There is a mismatch between supply and demand. There are presently over 325,000 job openings in manufacturing, a 280% increase since the recession ended over seven years ago. Tens of thousands are going unfilled. Manufacturing jobs have become more technical but workers have not kept up. So, companies are left with a glut of low-skilled workers and a shortage of applicants. The construction and agricultural sectors are facing serious shortages, as well, exacerbated by restrictive immigration policies. For the former, the situation is especially acute in major metro areas; and for the latter, farmers cannot get enough H-2A visas for foreign guest workers even at $20 per hour, resulting in crops rotting in the fields. At the college-level—students and graduates– fewer and fewer major in the high-paying STEM field, opting for fields that very often result in underemployment upon graduation. In today’s labor market most high demand jobs require more than a high school diploma but less than 4 years of college. Recognizably, employers are struggling to find workers with industry-specific skills; on the other hand, the firms are unwilling or unable to solve their skills challenges through internal training. Meanwhile, the demand will continue even beyond skilled trades for sales reps, engineers, web designers, and accounting and finance staff.

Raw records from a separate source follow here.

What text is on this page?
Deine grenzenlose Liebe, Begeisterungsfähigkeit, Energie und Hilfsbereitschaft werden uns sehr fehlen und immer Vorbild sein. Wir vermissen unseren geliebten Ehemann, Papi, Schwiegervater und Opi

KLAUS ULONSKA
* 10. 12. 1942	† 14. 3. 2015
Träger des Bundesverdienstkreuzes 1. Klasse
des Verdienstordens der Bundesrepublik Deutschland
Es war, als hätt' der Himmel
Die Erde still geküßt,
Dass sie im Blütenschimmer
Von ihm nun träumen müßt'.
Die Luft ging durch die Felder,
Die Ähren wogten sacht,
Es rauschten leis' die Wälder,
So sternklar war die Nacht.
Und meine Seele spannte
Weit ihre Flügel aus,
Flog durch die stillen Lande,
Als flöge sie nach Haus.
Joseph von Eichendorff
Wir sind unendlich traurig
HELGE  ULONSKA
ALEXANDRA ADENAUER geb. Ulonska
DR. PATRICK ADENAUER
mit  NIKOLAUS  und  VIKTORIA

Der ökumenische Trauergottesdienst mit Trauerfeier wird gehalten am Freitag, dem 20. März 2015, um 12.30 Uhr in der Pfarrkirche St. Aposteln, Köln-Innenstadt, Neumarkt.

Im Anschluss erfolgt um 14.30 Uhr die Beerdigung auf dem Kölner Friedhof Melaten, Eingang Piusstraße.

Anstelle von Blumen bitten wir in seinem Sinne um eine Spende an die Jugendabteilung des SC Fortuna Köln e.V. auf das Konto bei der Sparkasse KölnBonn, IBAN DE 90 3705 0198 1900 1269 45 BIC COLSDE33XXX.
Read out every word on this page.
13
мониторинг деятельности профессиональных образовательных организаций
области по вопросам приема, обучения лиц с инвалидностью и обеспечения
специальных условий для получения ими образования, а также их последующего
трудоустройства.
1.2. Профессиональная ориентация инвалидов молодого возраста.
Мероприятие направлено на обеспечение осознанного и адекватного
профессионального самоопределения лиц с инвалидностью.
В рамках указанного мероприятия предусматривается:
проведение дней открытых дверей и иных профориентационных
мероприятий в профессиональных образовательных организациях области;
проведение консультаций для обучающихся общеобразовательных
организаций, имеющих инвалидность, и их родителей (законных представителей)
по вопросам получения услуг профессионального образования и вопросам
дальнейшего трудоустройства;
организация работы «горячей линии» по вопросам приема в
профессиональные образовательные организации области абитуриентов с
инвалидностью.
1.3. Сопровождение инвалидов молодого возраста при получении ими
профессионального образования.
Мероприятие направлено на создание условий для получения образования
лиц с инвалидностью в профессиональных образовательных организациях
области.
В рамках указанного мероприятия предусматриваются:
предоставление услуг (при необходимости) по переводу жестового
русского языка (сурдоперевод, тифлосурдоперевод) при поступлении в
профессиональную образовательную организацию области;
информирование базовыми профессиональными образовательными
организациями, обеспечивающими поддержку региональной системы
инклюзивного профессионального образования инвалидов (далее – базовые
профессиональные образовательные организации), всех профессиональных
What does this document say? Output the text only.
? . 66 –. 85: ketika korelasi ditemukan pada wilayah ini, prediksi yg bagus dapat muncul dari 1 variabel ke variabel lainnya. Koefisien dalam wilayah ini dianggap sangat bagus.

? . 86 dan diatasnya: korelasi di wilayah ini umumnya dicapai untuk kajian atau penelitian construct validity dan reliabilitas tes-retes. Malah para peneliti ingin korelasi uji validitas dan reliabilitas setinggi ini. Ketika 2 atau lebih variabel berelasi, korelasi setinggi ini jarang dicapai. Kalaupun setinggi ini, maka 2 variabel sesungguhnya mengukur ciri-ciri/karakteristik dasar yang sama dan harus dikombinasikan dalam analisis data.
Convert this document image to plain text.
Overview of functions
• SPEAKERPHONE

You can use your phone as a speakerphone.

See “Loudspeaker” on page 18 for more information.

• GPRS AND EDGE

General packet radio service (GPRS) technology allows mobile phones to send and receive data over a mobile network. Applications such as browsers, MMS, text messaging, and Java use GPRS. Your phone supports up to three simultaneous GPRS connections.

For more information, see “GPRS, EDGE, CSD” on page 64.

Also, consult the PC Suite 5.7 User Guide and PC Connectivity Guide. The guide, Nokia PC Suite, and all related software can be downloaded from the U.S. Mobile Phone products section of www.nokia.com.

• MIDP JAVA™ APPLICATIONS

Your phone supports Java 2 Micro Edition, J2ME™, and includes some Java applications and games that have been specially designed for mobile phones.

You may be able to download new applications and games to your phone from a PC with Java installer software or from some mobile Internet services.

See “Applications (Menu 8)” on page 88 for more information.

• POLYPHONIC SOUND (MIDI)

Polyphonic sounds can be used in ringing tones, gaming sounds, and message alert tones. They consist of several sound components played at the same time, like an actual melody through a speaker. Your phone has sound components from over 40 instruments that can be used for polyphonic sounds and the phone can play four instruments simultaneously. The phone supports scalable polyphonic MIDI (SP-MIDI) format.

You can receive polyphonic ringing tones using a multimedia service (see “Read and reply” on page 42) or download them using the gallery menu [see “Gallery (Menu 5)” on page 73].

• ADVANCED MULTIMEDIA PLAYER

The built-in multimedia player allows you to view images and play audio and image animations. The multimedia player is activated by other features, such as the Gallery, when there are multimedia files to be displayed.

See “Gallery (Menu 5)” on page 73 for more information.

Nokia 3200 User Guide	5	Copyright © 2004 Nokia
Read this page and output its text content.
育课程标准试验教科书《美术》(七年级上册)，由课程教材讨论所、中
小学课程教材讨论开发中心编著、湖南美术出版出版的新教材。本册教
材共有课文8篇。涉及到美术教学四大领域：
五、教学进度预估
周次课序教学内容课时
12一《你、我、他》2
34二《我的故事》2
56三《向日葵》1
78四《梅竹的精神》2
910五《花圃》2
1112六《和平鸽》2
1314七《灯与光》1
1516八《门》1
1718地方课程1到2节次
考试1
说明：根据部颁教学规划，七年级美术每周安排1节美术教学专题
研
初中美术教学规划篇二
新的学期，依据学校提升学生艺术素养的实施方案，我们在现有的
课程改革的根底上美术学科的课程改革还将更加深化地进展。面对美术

Workers and their communities need to take responsibility for labor competitiveness. Industries do not decline and disappear overnight. The same with companies. State and local economic development authorities are derelict when they do not monitor the business environment and aggressively attract outside companies (national and foreign) to bring operations to their communities. North Carolina did it right when furniture and textiles began to decline. Now foreign firms like Siemens, Lenovo and Daimler account for 46% of the state’s manufacturing. As for skilled and semi-skilled workers, their unions, voc-tech schools, and local community colleges offer continuing education opportunities to boost their vocational competitiveness. Failure of these workers to continually upgrade or expand their competitive skills, resulting in unemployment, would be solely their fault–not their company’s or that of foreign competitors.
Globalism, technology, migration, sluggish economic growth, and a loss of faith in political parties and institutions are a 21st century reality. Their impact on labor markets has created great anxiety, stress, and distress for the American worker. Doing nothing is not an option. Industries, companies, communities and, above all, individual workers need to enhance their competitiveness to both hold their own and come out ahead in an increasingly challenging global economy.
Jerry Haar is a business professor at Florida International University and a Global Fellow of the Woodrow Wilson International Center for Scholars in Washington, D.C.